Além das denúncias, que podiam ter como base rumores ou acusações
públicas, o sistema inquisitório dava extrema importância para a
confissão do acusado, que podia ser alcançada por meio de uma promessa
de recompensa ou até mesmo pelo uso da tortura. Quem delatava sob
tortura, inclusive, era bem visto pela sociedade.
"Na
Inquisição, a ideia era de que o autor do crime era inimigo do
inquisidor, portanto ele podia usar todos os poderes para obter uma
confissão, inclusive utilizando tortura", explica Gustavo Badaró,
professor de Processo Penal da Faculdade de Direito da USP (Universidade
de São Paulo).
Para Badaró, o conceito moderno da delação
premiada --que é o utilizado na Lava Jato-- tem "uma clara inspiração
inquisitória ao utilizar o autor do crime para provar a ocorrência do
delito cometido por ele e seus comparsas". "Na verdade, a delação da
Lava Jato é algo vintage", brinca Badaró.
"Havia [na
Inquisição] uma pressão psicológica. A pessoa sabia que, se não contasse
algo que interessasse ao inquisidor, ela corria riscos –como queimar na
fogueira, inclusive", destaca o professor.
E hoje, a delação é
feita nesse mesmo contexto? Para Badaró, existe uma "tortura moderna,
uma tortura psicológica" por trás da relação existente entre prisões
cautelares e a confissão por meio da delação.
"Esse é um
problema sério –caso de pessoas que estavam presas, fizeram inúmeros
pedidos de liberdade provisória e assim que acenam a possibilidade de
firmar um acordo de delação premiada são postas em liberdade", defende o
professor. É esse o caso, por exemplo, do ex-diretor da Petrobras Nestor Cerveró, que deixou a cadeia em 2016, após passar um ano e meio em cárcere.
As delações na História
No Brasil, segundo Badaró, o primeiro registro oficial do conceito que
conhecemos hoje como delação premiada é de 1603, nas Ordenações
Filipinas, conjunto de leis espanholas que vigorou em terras brasileiras
durante o período da União Ibérica.
Estava previsto nessas leis
o crime de lesa-majestade, descrito como "traição cometida contra a
pessoa do Rei, ou seu Real Estado". Existia também o perdão ao delator,
como descreve o texto: "por isso [delação] lhe deve ser feita mercê
[favor, benefício], segundo o caso merecer, se ele não foi o principal
tratador desse conselho e confederação" –ou seja, caso o delator não
fosse o líder do movimento conspiratório.
Badaró explica que foi
dessa lei que se valeu o coronel Joaquim Silvério dos Reis, que estava
endividado com a Coroa e decidiu delatar os inconfidentes mineiros para
ter sua dívida perdoada.
"Além de não ser punido com a pena de
morte, dois anos depois foi a Lisboa e recebeu o foro de fidalgo da Casa
Real, além de uma pensão anual de quatrocentos mil réis", conta o
professor.
Outros registros importantes aparecem já nos anos 90,
com as leis dos Crimes Hediondos, dos Crimes Contra Ordens Tributárias e
a Lei de Lavagem de Dinheiro.
"[Essas leis] que tratavam da
delação premiada se limitavam ao benefício, à redução da pena, que ao
final do processo o juiz podia aplicar a quem delatou", ressalta Badaró,
destacando que não havia um consenso sobre qual procedimento deveria
ser seguido pelas duas partes –o delator e o Ministério Público.

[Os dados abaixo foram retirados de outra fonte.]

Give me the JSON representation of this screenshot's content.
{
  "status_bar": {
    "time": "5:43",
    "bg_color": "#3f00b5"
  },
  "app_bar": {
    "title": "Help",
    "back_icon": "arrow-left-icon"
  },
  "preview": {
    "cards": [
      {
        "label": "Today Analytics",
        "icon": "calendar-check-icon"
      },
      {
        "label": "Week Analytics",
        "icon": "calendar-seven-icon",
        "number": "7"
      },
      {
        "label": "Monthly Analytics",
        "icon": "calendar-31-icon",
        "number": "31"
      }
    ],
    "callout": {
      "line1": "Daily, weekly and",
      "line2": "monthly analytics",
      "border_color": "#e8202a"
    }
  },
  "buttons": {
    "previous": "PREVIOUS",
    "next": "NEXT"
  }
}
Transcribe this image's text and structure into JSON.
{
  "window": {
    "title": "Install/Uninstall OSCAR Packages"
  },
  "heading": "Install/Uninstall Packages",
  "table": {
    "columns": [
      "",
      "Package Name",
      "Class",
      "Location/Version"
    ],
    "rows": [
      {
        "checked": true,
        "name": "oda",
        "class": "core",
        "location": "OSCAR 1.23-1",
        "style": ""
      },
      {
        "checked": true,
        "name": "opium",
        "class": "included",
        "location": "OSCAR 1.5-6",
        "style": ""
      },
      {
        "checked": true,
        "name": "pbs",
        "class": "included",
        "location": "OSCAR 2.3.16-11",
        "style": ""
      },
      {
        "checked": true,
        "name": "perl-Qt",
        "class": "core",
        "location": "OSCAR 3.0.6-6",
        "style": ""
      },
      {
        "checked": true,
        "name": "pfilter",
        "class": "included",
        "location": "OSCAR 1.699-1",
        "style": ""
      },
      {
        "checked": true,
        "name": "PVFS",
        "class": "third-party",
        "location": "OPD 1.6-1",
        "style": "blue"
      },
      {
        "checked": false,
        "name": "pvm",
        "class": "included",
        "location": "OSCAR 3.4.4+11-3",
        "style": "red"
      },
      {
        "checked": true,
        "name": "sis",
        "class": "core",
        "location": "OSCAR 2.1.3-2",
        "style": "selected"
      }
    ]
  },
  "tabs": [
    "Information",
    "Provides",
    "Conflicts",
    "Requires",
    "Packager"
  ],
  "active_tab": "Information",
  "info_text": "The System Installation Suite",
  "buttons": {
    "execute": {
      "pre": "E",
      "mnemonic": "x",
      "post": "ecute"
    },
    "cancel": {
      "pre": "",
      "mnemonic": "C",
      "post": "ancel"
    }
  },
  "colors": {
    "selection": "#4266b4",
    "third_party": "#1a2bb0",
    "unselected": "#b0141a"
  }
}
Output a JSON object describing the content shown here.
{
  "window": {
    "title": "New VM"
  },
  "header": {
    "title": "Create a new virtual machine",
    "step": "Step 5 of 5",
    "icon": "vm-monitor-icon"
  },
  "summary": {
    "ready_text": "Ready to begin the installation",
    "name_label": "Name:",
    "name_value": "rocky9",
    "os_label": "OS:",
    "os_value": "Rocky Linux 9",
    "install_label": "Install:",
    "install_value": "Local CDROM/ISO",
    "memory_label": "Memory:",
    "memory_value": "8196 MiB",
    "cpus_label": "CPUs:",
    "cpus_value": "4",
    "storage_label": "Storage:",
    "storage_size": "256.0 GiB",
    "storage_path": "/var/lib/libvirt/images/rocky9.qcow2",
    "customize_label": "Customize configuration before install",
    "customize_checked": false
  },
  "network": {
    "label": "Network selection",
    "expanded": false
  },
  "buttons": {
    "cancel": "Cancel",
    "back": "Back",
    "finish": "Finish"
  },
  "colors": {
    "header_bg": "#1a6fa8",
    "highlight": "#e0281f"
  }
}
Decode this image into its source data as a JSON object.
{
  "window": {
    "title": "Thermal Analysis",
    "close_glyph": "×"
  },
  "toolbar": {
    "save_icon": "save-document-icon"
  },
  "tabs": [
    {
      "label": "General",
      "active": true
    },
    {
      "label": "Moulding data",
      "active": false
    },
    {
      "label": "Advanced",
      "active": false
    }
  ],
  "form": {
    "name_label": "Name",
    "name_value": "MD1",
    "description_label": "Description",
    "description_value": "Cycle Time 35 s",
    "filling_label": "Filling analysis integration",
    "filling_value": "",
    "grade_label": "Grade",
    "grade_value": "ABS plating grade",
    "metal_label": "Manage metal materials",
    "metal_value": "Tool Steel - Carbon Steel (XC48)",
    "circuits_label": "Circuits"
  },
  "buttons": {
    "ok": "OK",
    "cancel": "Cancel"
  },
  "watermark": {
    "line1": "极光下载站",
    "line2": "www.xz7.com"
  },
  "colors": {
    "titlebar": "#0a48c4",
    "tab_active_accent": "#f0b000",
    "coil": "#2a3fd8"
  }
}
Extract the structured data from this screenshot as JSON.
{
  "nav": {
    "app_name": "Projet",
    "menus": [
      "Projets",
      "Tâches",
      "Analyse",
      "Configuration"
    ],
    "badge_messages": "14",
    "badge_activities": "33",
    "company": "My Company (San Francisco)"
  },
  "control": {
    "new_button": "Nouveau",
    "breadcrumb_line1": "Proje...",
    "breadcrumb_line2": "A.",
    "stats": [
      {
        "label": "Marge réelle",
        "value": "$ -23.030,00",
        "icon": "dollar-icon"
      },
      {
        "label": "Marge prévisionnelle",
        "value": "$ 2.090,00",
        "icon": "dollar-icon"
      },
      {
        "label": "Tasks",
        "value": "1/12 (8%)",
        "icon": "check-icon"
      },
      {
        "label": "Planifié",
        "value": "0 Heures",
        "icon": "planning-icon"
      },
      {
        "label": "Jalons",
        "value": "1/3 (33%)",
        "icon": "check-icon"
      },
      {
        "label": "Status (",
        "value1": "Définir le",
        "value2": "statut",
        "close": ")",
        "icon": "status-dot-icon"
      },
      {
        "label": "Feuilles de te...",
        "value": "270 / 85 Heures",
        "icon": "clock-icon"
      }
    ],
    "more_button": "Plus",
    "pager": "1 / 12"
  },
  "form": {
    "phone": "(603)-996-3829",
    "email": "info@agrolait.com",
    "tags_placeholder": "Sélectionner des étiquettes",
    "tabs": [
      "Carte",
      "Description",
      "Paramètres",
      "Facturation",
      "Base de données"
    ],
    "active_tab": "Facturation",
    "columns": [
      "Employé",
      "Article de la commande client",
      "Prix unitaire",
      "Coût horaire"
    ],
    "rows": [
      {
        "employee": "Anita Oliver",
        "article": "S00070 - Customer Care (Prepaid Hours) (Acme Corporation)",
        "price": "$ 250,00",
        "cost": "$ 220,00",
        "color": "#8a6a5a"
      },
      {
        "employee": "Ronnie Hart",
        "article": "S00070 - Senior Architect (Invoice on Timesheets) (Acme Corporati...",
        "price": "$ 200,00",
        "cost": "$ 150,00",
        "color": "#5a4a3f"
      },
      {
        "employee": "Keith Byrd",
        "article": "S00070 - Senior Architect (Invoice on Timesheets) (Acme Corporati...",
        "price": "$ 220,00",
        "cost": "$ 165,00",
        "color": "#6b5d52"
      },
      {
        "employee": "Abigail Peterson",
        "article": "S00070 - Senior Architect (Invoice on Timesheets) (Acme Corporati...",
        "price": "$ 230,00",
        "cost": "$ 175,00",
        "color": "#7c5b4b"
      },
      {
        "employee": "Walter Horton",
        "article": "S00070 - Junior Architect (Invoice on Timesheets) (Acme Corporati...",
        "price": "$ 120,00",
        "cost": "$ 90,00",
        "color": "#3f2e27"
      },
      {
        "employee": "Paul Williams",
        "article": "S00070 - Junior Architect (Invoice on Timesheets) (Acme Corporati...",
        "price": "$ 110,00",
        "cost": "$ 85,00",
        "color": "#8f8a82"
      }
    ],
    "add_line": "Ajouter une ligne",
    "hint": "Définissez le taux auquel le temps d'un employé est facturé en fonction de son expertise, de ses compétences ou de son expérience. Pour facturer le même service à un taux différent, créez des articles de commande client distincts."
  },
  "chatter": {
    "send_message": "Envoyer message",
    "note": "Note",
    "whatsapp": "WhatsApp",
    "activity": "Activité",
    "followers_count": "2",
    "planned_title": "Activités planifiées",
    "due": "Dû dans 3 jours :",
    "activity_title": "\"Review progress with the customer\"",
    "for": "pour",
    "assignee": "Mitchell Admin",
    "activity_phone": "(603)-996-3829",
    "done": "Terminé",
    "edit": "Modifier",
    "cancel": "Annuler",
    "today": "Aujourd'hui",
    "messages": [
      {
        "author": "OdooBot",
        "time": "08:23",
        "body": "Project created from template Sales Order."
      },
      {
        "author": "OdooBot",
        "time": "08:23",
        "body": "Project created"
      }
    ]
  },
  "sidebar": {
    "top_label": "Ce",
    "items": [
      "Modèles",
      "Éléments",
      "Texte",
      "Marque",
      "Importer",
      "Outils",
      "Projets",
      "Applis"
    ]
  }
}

Isso mudou apenas em 2013, com a Lei 12.850, que definiu as
organizações criminosas e mudou a regulamentação dos acordos de delação.
"Houve maior amplitude desse procedimento e maior liberdade de
negociação. Se antes só se falava em redução de pena, agora se fala da
possibilidade de aplicação de regimes diversos. Além disso, agora existe
o pré-acordo e a necessidade da homologação", afirma Alamiro Velludo,
professor de Direito Penal da Faculdade de Direito da USP.
Essas
mudanças, segundo ambos os professores, dão mais segurança para que
tanto o delator quanto o Ministério Público possam fazer uso da delação
premiada.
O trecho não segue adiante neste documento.